Words & Music are a special way of communicating with each other. If we think about it a bit, we find that we are not so different from the other species who live with us on this planet and in this universe..
The bird and the animals have many sounds that they make to let each other know what is going on. Actually, we refer to the way birds communicate as song. We are all familiar with bird songs: They wake us up at dawn with a song they sing to each other through out the day; and they sing in unison in the evening just before they bed down for the night.
We even know that elephants and swan are known to cry and to grieve the lost of a mate or a friend. There are many examples of dogs who mourn the lost of their master when they are too long gone. Grief is a specific song that helps us to accept our necessary losses.
There are songs that talk of unrequited love, a kind of loss, and songs like Rock of Ages and Shall we Gather at the River that are old favorite songs that are sung at funerals. There have been oratorios & requiems written to celebrate both life and loss of life.
Music and words are the two principle ways that we have to deal with our greatest fear—the actual impermanence of life. One thing that we all know as certain as we know that we are standing here today, is that at some point in time we will – each of us, no longer be alive. The two basic characteristics of life are that we experience vitality and we will experience passing out of this vitality into stillness, a sort of afterlife that helps us to understand our own impermanence.
Grief is the human emotion that takes us over with an intense passion and a deep feeling that touches us through-out our bodies and our human souls. When we lose a loved one we mourn.

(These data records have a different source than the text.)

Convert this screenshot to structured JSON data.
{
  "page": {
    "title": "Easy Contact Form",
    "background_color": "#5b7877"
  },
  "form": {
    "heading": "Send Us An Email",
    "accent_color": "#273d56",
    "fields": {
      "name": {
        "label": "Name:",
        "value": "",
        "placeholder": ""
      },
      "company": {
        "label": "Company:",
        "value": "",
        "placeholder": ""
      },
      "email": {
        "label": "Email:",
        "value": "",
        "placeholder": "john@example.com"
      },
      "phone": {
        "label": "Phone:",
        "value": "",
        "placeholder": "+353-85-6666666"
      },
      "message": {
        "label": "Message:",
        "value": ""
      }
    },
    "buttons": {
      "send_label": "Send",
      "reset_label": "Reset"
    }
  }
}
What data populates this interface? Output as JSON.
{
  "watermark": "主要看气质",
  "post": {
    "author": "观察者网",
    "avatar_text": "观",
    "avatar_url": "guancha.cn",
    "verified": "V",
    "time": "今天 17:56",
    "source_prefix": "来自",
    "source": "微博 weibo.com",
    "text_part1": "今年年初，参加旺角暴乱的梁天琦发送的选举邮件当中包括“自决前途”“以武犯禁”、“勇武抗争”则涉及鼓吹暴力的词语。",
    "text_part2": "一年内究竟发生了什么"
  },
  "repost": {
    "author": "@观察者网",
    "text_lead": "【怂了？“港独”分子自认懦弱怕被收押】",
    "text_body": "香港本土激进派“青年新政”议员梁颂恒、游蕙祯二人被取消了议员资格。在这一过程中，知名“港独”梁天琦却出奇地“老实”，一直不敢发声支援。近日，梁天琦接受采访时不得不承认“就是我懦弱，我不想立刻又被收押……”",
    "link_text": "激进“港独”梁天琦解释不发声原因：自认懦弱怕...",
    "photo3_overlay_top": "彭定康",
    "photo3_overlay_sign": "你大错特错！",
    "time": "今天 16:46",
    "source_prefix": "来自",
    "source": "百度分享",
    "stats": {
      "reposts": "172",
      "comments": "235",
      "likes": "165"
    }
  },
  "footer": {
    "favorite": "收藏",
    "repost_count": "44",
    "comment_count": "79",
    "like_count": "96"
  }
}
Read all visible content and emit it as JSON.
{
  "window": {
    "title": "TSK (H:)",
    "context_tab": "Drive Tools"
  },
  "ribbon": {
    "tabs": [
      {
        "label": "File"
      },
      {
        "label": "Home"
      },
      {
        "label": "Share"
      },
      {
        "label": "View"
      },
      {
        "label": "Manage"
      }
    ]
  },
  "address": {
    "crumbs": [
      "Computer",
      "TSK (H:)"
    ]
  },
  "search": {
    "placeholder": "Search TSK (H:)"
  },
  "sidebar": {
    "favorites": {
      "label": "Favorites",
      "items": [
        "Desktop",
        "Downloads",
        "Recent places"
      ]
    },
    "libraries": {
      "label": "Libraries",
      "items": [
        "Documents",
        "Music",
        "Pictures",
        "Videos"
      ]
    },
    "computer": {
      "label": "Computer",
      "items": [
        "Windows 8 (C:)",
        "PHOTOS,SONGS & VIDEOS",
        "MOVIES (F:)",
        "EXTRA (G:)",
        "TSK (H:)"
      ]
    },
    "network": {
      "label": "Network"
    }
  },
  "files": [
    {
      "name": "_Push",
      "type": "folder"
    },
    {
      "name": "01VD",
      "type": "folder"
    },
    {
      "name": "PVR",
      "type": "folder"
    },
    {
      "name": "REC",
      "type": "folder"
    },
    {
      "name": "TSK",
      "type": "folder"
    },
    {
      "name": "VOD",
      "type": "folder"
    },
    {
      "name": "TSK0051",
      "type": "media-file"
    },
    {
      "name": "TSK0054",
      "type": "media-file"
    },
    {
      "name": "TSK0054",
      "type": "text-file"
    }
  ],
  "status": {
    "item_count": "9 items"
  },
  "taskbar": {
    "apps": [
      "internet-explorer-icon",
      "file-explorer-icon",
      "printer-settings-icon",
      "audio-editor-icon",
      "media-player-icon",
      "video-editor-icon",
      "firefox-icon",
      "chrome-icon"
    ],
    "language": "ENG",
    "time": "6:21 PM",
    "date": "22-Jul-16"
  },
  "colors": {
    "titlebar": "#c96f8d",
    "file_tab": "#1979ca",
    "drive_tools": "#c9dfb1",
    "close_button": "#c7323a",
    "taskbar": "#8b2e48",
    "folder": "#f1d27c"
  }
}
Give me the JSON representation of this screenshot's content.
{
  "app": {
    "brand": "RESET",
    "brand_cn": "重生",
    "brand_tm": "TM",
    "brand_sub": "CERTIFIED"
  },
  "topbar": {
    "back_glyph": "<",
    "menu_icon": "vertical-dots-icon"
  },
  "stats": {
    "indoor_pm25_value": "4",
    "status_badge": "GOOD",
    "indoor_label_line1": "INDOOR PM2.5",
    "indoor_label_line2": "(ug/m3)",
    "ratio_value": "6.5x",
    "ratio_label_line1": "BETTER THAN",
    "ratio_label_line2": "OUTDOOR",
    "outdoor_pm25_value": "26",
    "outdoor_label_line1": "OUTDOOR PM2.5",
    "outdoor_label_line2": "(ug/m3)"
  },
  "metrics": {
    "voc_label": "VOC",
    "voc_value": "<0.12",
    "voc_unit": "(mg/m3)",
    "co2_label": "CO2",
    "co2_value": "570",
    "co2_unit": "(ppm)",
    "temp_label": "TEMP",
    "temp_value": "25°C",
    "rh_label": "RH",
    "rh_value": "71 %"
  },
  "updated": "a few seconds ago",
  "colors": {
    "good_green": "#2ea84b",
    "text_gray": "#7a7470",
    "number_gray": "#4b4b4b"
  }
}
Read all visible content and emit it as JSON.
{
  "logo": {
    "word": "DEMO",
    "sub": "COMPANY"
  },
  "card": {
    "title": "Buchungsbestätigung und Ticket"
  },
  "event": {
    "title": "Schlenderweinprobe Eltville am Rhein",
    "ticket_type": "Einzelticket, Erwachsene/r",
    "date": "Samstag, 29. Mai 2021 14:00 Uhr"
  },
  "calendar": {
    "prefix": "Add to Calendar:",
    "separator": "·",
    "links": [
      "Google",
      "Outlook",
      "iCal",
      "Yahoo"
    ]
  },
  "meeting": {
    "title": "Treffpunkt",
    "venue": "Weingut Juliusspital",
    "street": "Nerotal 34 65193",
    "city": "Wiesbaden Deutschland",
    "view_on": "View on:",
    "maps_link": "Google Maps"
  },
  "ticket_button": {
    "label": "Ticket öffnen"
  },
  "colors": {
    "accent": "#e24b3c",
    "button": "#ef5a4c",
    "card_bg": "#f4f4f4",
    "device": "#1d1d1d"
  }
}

It is both good and natural to morn.
So what is mourning and what use does it have to us today.
First, let me just say that there is perhaps no other emotion which is quite so awkward and quite so imperfect as grief. It is often quite tangled up with anger and confusion and sadness and even fear. In general we resist having to grieve. Some among us think that it is strong not to cry or not to show emotion when we are caught by a situation like a loved ones death. I think that in part that is the case because the feeling is so intense that we feel very vulnerable displaying something as raw as grief. There is hardly another emotion that so demands of us that we be real by being so vulnerable. Grief takes upon us as a great sadness and a deep hurt that is frightening not only for what it is in itself, but is frightening for what it means to each of us.
In fact, it means that something very important to us has changed and has changed significantly in a way that we can not control. This death, this loss, that has just happened can not un- happen. The bell of death can not be un-rung. Death is scary because it is so permanent. This person that I love, that I rely on, I will never in this life see again.
This fact hurts for so many individual reasons. The ways in which we mourn a loved person, is absolutely unique to each one of us here. No two people will feel exactly the same way about a passing. For some it will be a deep painful loss that will never be forgotten, for others it will hardly be an event at all because the ways in which you have crossed paths is not one that will be a daily reminder of the loss.
Grief is imperfect because it is awkward, because it is frightening, because it involves so many other feelings and because it is not the same for any two people. As we look around at each other, we can be pretty sure that though we are all grieving—the quality and the quantity of that grief is different for each of us.
That is the ultimate way in which grief is a difficult emotion to show, because, in fact—we all grieve alone.
The one comfort that we can have is to look toward each other and to know that each of us are all impermanent in the same way and that each of us need human kindness from each other, and that the person standing next to you will only understand you if you choose to use your words and explain how this grief has hit you in your own unique way.
Finally, and maybe the most important thing about grief is that it eventually subsides. It diminishes, slowly and daily. It is important that we let ourselves grieve and it is equally important that at some point it time, unique to each us that we eventually surrender the sadness, the tiredness and the very heaviness and fear of our grief. As important as it is to hang on to the memory of our loved one, it is equally important to let the memory linger less and less in our consciousness as each day passes and gives way to a new experience that is ours solely because we are alive and we can only take advantage of life if we are present in the here and now to what ever life is dancing alive in front of us at the moment.
This is not something that we need to force on ourselves. The passing of grief will happen all on its own, all on its own good time. We see one day that we have thought less often of the loss, or we see that we have just a tad more energy for something new than we had a few days ago..
However it happens it is not something that you need to make happen. It happens all on its own. And in the same way that a loved one’s passing grabbed you like a tight twisting turnicate, it will fade softly like a warm summer breeze.
I like to tell people that sadness stops hurting at the point that you become aware that the extent of your sadness is really the extent and the quality of your love. In that way sadness eventually turns to the loving, sweet memories that are a soothing piece of who we are.
Sadness becomes one piece of the puzzle of life. And when we look back on who we are it is unmistakable that anyone’s death is a part of you now and memory serves to help you to know better who you want to become and which parts of the love lost you want to take with you on the remainder of this journey.
Thank you, for giving me this opportunity to be with you all this evening. Thank you for sharing yourselves with me and with each other & thank God & the Universe for both the words and the music that comfort us in times of need.